Preheat the broiler. Place six 5-ounce ramekins on a baking sheet. Divide the sauce equally among the ramekins. Divide the prosciutto among the ramekins. Place the slices of mozzarella between 3 paper towels to absorb any excess moisture. Place the slices of mozzarella on top of the prosciutto. Season with salt and pepper. Sprinkle the Gruyere on top.

Broil until the cheese is melted and golden brown, 5 to 8 minutes. Serve with grilled bread or bread sticks.

Note: Special equipment: six 5-ounce ramekins. I think you could probably also make this in a 2 qt. baking dish.

 

Gingerbread Whoopie Pies The Magnolia Journal

 

1 cup butter, softened

1 cup sugar

1/2 cup molasses

2 large egg

4 cups all-purpose flour

1 teaspoons ground ginger

1 teaspoon ground cinnamon

½ teaspoon cloves

2 teaspoon baking soda

1/4 teaspoon salt

1/2 cup coarse or granulated sugar

FILLING:

8 oz. cream cheese, softened

1 cup powdered sugar

1 tsp. vanilla

 

 Preheat oven to 350°. Grease or line baking sheets with parchment paper. In a large bowl, cream butter and sugar until light and fluffy. Beat in molasses, baking soda and spices. Add eggs; mix well. Beat in as much of the flour as you can with the mixer. Using a wooden spoon, stir in any remaining flour.

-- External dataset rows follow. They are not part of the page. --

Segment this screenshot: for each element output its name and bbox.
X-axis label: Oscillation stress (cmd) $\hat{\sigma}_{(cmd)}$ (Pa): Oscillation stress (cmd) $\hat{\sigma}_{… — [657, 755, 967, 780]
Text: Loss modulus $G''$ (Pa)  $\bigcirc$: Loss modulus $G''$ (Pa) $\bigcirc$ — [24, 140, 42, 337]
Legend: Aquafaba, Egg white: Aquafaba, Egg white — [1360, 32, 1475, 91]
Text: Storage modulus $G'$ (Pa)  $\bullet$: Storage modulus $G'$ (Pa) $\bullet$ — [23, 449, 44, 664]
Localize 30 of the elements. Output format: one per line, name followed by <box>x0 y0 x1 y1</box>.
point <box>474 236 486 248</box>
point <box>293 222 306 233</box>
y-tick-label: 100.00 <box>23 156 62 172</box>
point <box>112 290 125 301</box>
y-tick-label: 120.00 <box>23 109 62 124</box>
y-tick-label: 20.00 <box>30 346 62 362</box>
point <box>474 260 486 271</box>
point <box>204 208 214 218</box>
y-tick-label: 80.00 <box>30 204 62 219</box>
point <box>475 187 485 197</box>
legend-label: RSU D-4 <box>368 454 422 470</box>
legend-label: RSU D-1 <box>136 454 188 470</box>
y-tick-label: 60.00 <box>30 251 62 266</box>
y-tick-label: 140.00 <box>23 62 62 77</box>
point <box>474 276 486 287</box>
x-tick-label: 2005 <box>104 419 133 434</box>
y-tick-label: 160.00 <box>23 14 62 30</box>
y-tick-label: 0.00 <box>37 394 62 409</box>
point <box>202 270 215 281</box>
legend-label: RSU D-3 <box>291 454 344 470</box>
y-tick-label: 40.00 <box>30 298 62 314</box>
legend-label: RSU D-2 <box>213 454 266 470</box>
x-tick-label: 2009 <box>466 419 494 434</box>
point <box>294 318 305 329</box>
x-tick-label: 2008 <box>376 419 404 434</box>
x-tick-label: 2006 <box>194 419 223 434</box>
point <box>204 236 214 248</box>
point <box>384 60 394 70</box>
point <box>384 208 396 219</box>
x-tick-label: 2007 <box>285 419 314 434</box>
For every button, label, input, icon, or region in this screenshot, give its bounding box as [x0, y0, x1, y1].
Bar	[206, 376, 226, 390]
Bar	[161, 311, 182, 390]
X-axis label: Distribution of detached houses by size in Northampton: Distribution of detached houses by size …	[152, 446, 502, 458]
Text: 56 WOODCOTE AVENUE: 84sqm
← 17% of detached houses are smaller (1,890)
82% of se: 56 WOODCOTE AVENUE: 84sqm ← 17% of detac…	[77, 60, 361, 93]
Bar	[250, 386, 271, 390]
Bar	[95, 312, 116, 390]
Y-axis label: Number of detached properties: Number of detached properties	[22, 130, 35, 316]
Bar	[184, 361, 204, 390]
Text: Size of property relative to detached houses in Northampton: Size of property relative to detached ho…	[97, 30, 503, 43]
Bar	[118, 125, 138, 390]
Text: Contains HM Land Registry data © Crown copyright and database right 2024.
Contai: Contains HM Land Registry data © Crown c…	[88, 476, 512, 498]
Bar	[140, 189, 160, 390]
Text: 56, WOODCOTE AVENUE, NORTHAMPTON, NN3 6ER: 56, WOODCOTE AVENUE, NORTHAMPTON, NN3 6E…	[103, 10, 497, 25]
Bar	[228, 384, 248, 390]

Shape into 1 3/4-in. balls; roll in sugar. Place 2 in. apart on baking sheets.

Bake 8-10 minutes or until set. Cool 1 minutes before removing from pans to wire racks to cool completely.

For filling, in a small bowl, beat cream cheese, powdered sugar and vanilla until smooth and fluffy.

Spread filling on the bottoms of half of the cookies,top with remaining cookies. Cover and chill assembled whoopie pies for 24 hours Yield: about 1 dozen.

Note: Try making smaller cookies with 1 Tbsp. scoop and adjust baking time accordingly.